I SOLDINI DEL MONOPOLI

Perchè il City è stato sanzionato?

La questione è dettata da una entrata in ricavi elevatissima per sponsorizzazioni con società dirette o collegate alla proprietà. Ricavi fuori mercato (così come il PSG, del resto, e qualcun altro più vicino a noi). Questa manovra ha un duplice beneficio artefatto: il primo è che aumentando i ricavi migliorano tutti i rapporti di indici messi sotto osservazione dal fairplay. Ad esempio il costo dei contratti ai giocatori rispetto al fatturato, il rapporto costo-ammortamento rispetto al fatturato, ma innanzitutto il rapporto tra il deficit consentito ed il fatturato stesso).

L’altro benificio è la fiscalizzazione del Paese di origine della società che sponsorizza (nei paesi arabi è bassa per gli utili reinvestiti in iniziative di marketing o di sponsorizzazioni oltre confine – l’Europa è tra queste).

Se invece di aumentare il ricavo da sposnsorizzazione venisse effettuata una giusta e logica ricapitalizzazione, non solo la proprietà non beneficerebbe della agevolazioni fiscali, ma innanzitutto non aumenterebbe la voce ricavo e di conseguenza i rapporti di indici citati prima.

In Italia si chiama falso in bilancio.

Ora passiamo alle cosiddette plusvalenze fittizie.

Trattasi di operazioni di vendita di giocatori a prezzi maggiori rispetto a quelli di mercato.
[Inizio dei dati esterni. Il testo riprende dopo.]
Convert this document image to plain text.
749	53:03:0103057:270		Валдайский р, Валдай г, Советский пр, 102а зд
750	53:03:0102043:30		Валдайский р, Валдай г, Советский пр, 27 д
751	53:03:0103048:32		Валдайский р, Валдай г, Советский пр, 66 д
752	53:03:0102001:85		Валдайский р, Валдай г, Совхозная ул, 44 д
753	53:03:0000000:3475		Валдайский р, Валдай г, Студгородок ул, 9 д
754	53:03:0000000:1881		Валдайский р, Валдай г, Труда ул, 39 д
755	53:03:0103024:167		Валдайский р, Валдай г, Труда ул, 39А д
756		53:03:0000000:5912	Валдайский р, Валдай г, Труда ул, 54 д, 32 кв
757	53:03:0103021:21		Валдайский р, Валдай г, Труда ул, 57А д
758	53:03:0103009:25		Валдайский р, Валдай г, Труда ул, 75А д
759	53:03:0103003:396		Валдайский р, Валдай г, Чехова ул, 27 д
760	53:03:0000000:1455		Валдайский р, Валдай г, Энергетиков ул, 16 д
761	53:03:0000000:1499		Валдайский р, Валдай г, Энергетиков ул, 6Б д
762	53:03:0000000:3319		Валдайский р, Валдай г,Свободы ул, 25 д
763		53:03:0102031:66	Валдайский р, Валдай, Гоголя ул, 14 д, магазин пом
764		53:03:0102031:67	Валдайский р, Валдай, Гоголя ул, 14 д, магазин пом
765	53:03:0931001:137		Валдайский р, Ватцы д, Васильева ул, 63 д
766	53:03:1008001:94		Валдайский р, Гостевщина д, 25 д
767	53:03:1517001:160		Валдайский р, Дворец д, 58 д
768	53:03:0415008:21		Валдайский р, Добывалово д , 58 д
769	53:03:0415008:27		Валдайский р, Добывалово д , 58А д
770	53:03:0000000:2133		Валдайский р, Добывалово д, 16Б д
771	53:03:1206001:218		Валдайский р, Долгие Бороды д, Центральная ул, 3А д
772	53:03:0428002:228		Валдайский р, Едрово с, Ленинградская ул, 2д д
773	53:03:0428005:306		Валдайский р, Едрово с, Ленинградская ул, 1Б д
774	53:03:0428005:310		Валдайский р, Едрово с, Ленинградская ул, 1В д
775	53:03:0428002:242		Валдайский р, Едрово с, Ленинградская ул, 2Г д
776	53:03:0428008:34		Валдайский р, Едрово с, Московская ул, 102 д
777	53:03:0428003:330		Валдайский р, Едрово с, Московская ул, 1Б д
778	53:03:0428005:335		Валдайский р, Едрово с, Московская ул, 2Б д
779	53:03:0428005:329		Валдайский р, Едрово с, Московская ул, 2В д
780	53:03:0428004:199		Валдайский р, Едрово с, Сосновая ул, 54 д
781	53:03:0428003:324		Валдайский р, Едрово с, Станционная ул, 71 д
Sembrerebbe difficile scoprire questi artifizi contabili, ma in realtà è molto semplice: ci sono da mettere sotto osservazione, ad esempio, le vendite corrisposte, parte in danaro e parte in contropartite tecniche, cioè “vendo X a 30 per 10 più Y a 20″. In questo caso basta innalzare il prezzo di X e di Y cosicché sia chi vende che chi compra ne hanno un beneficio, anche se solo immediato. Quindi aumentano la voce di plusvalenza tra i ricavi riequilibrando il bilancio.

Altra azione sospetta è la vendita di giocatori a lunga scadenza: “vendo un giocatore che vale 15 piuttosto a 20 con pagamento a 5 anni. Nello stesso tempo opziono l’acquisto di un tuo giocatore nel mentre paghi il mio a prezzo leggermente più elevato. Io registro immediatamente la plusvalenza per la vendita del mio giocatore, riequilibrio il bilancio e poi successivamente, coi soldi che mi devi, mi compro un tuo giocatore (vendita di giocatori con gli interessi).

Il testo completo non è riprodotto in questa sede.